If you’re not a Midwesterner, you probably had no idea that the United States has its own Geneva. Yet instead of snowy Alps and many international headquarters, this one has a much quieter lakefront, deep dish and summer shopping.
Check out some of our favorite tips on what to do with 24 Hours in Lake Geneva, Wisconsin.
Where to grub: Frontier’s patio at Lake Lawn Resort, Boatyard Bagel, Popeyes for a view of the lakefront
There’s no real vacationland without quality dining. We didn’t even scratch the surface of what’s on offer, from wide plantation-style houses that doubled as wine bars to throwback pizza places with red and white-checkered tablecloths. Here are three great options to get you started:
Breakfast: Grab a bite at Boatyard Bagel, an adorable bagel shop with fresh sandwiches, salads and homemade bites. The room itself boasts high ceilings, bright colors, and patio seating. And don’t worry: if you’re cruising in on your luxury yacht, they deliver dockside, too.
Lunch: Though I’m a sucker for outdoor seating, I couldn’t help but adore the kitchy nautical vibe of the Popeye’s interior. It seems the rest of the world can’t resist it either: the space is monstrous, yet the service is exceptionally efficient.After parking next to a big smoker set out in the parking lot, guests are radioed into the front and met at the door by a hostess.
Don’t miss the BBQ or the fried cheese curds. They’ll remind you that you’re in Wisconsin. They’ll also remind you that you never want to leave.
Dinner: For a little romance, you will love the porch seating at Frontier, the restaurant at the Lake Lawn Resort in Delavan, WI, just on the other side of the lake from Lake Geneva. The restaurant was largely deserted (to be fair, it was a Sunday night), and we were totally ok with it. Inside, the vibe is big leather seats, roaring fires, large wine cellars. On the outside, open patio, big string lights, little flower bouquets, and a lakefront view. All that was missing was a cute jazz trio to serenade us – but that probably would have made us stay forever.
By the way, who said Wisconsin didn’t have great wine? Our server, Rick, brought us a local bottle that paired perfectly with our juicy steak dinners. And don’t get us started on the bananas foster crepes for dessert.
What to do: Lake Geneva Cruise Line, boutiquing, and an observatory picnic
If you do one thing, make sure it’s a cruise on the Lake Geneva Cruise Line. Their mail ships are the only water mail delivery service in the country. We had an amazing trip to Black Point Estate, a hilltop mansion built by Chicago beer baron Conrad Seipp in 1887. The estate is so private that it can only be accessed by the public via the lake.
If you love the Newport Mansions, you’ll love the trip across the lake, where the captain points out all the lovely mansions along the lake front, including Stone Manor, a mansion so large that it was recently converted into six – six! – luxury condos.

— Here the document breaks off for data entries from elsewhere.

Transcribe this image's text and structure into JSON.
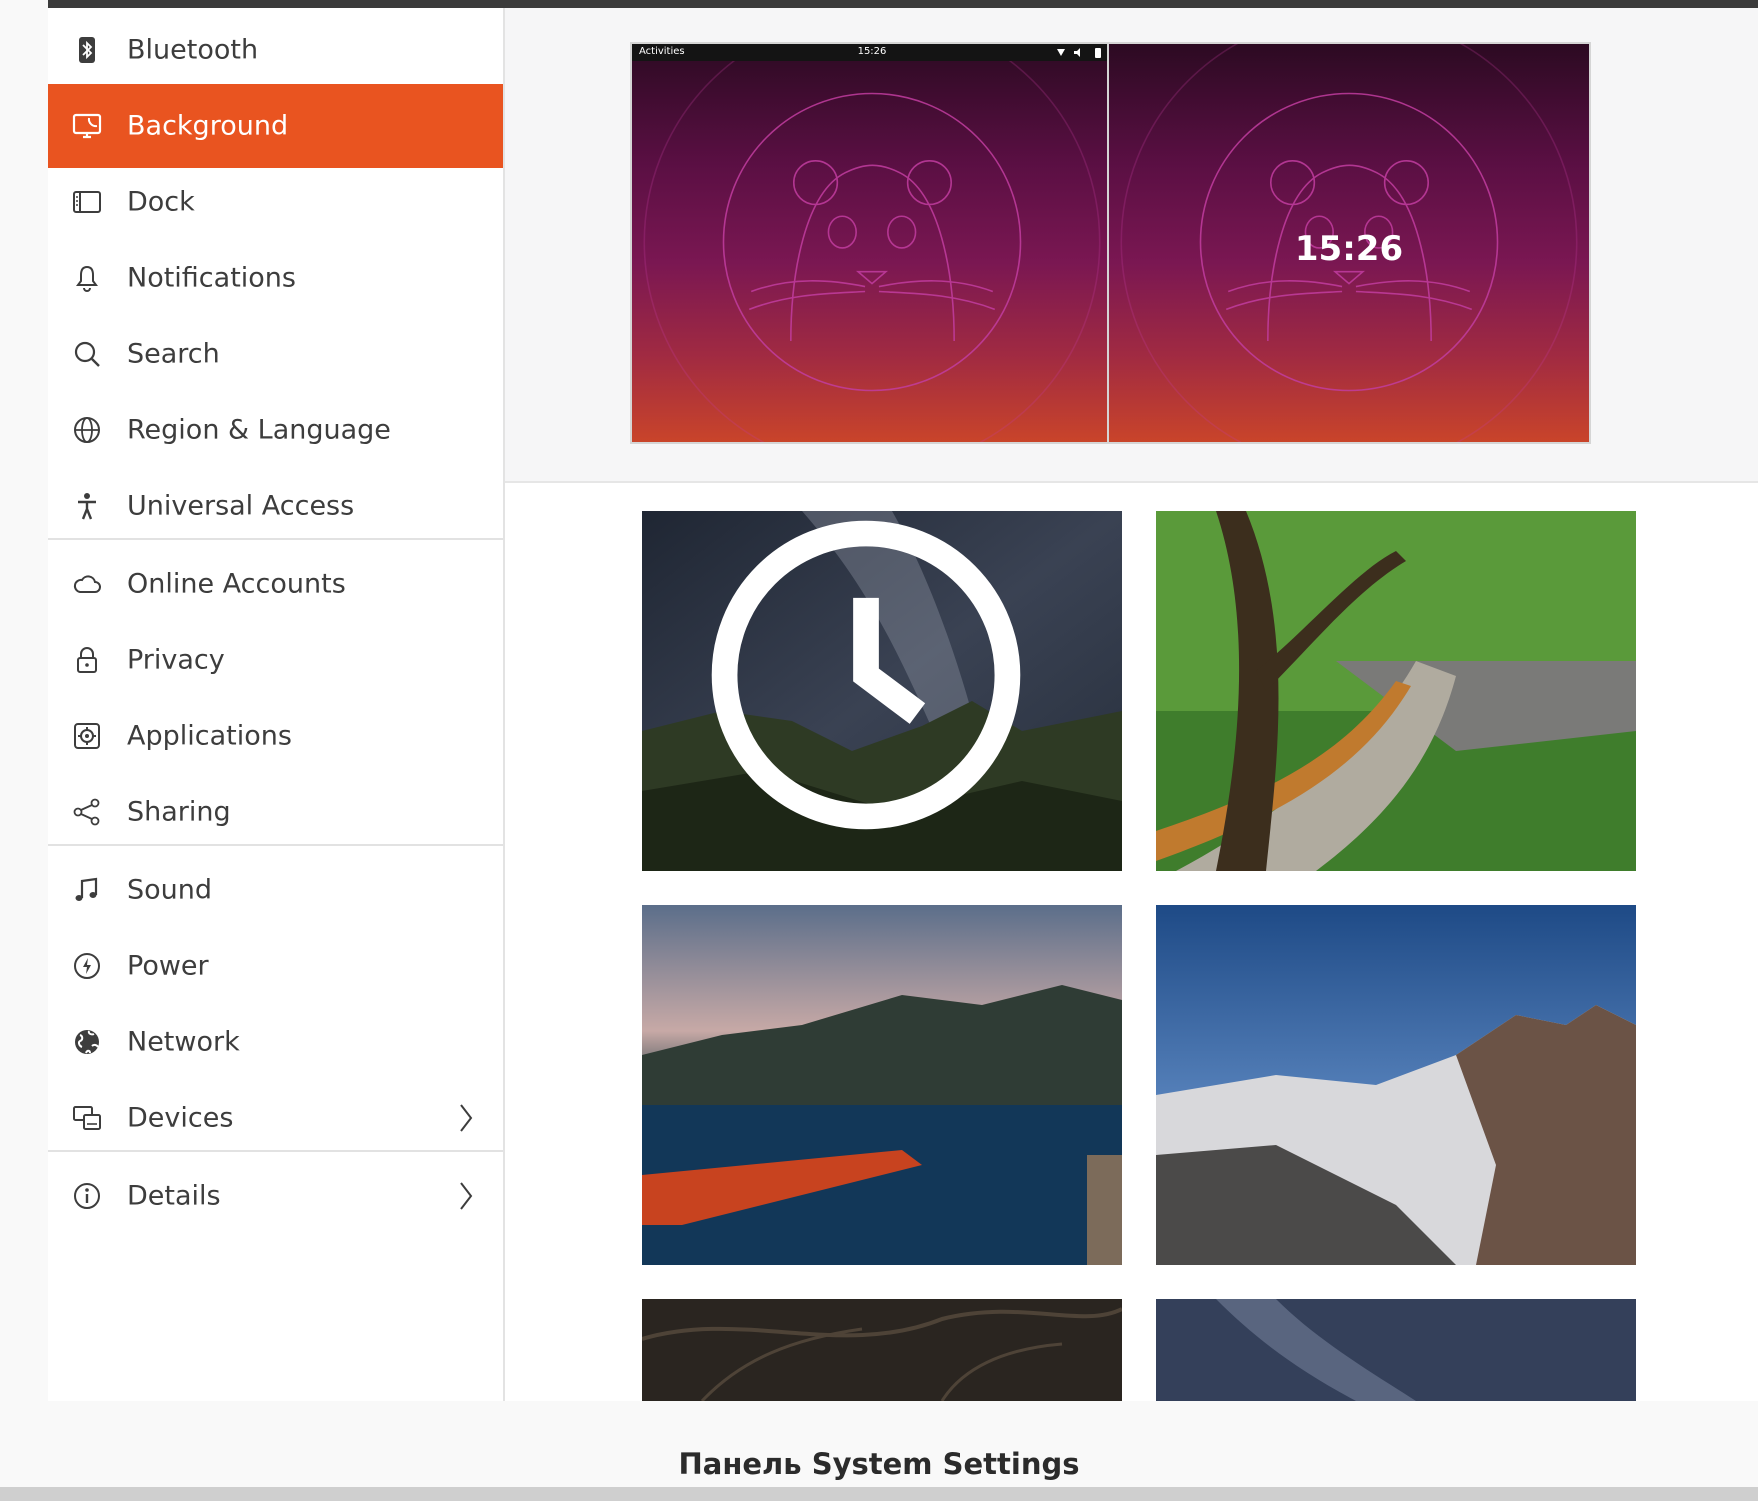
{
  "sidebar": {
    "items": [
      {
        "label": "Bluetooth",
        "icon": "bluetooth-icon"
      },
      {
        "label": "Background",
        "icon": "background-icon",
        "active": true
      },
      {
        "label": "Dock",
        "icon": "dock-icon"
      },
      {
        "label": "Notifications",
        "icon": "bell-icon"
      },
      {
        "label": "Search",
        "icon": "search-icon"
      },
      {
        "label": "Region & Language",
        "icon": "globe-icon"
      },
      {
        "label": "Universal Access",
        "icon": "accessibility-icon"
      },
      {
        "label": "Online Accounts",
        "icon": "cloud-icon"
      },
      {
        "label": "Privacy",
        "icon": "lock-icon"
      },
      {
        "label": "Applications",
        "icon": "applications-icon"
      },
      {
        "label": "Sharing",
        "icon": "share-icon"
      },
      {
        "label": "Sound",
        "icon": "music-note-icon"
      },
      {
        "label": "Power",
        "icon": "power-icon"
      },
      {
        "label": "Network",
        "icon": "network-globe-icon"
      },
      {
        "label": "Devices",
        "icon": "devices-icon",
        "has_submenu": true
      },
      {
        "label": "Details",
        "icon": "info-icon",
        "has_submenu": true
      }
    ]
  },
  "previews": {
    "desktop": {
      "panel_left": "Activities",
      "panel_time": "15:26"
    },
    "lock_screen": {
      "clock": "15:26"
    }
  },
  "wallpapers": [
    {
      "name": "milky-way-mountains",
      "slideshow": true
    },
    {
      "name": "great-wall-path"
    },
    {
      "name": "lake-boat"
    },
    {
      "name": "snowy-mountains"
    },
    {
      "name": "night-branches"
    },
    {
      "name": "night-sky"
    }
  ],
  "colors": {
    "accent": "#e95420",
    "text": "#3d3d3d"
  },
  "caption": "Панель System Settings"
}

Possibly one of the most understated sites in the Lake Geneva area is Yerkes Observatory, a University of Chicago gem that hosts the world’s largest refracting telescope. Take a small picnic and sit out along the open lawn with just you and the birds – and an incredible view. On Saturdays, the observatory does tours inside the building. We missed it. But just a walk around the outside is worth the trip.
Of course, no one can go on vacation without a little shopping. If you’re an antiquer, you’ll find your paradise here. We found our trifecta of girly pleasures and know you’ll love them too:
–Be Jeweled, a woman-owned jewelry shop. The owner does her own buying and, unfortunately for my wallet, has exactly my taste
-The Green-Eyed Lady, a woman-owned soap boutique and fragrance shop that does perfume-making classes
–Galena Garlic Co, an olive oil, vinegar and spice shop with endless samples. Catherine bought three bottles of oil and vinegar. I consumed about that much in samples and carried it out for free in my stomach.
As a getaway destination, Lake Geneva is magical. If you’re looking for relaxation, you need nothing else. If you’re hunting for the deeply local, you might have a hard time finding it – in Lake Geneva, the local community is the tourism industry. And the tourists are Chicagoans. The town, for these reasons, caters deeply to the two – a Chicagoan’s vacation hub, through and through.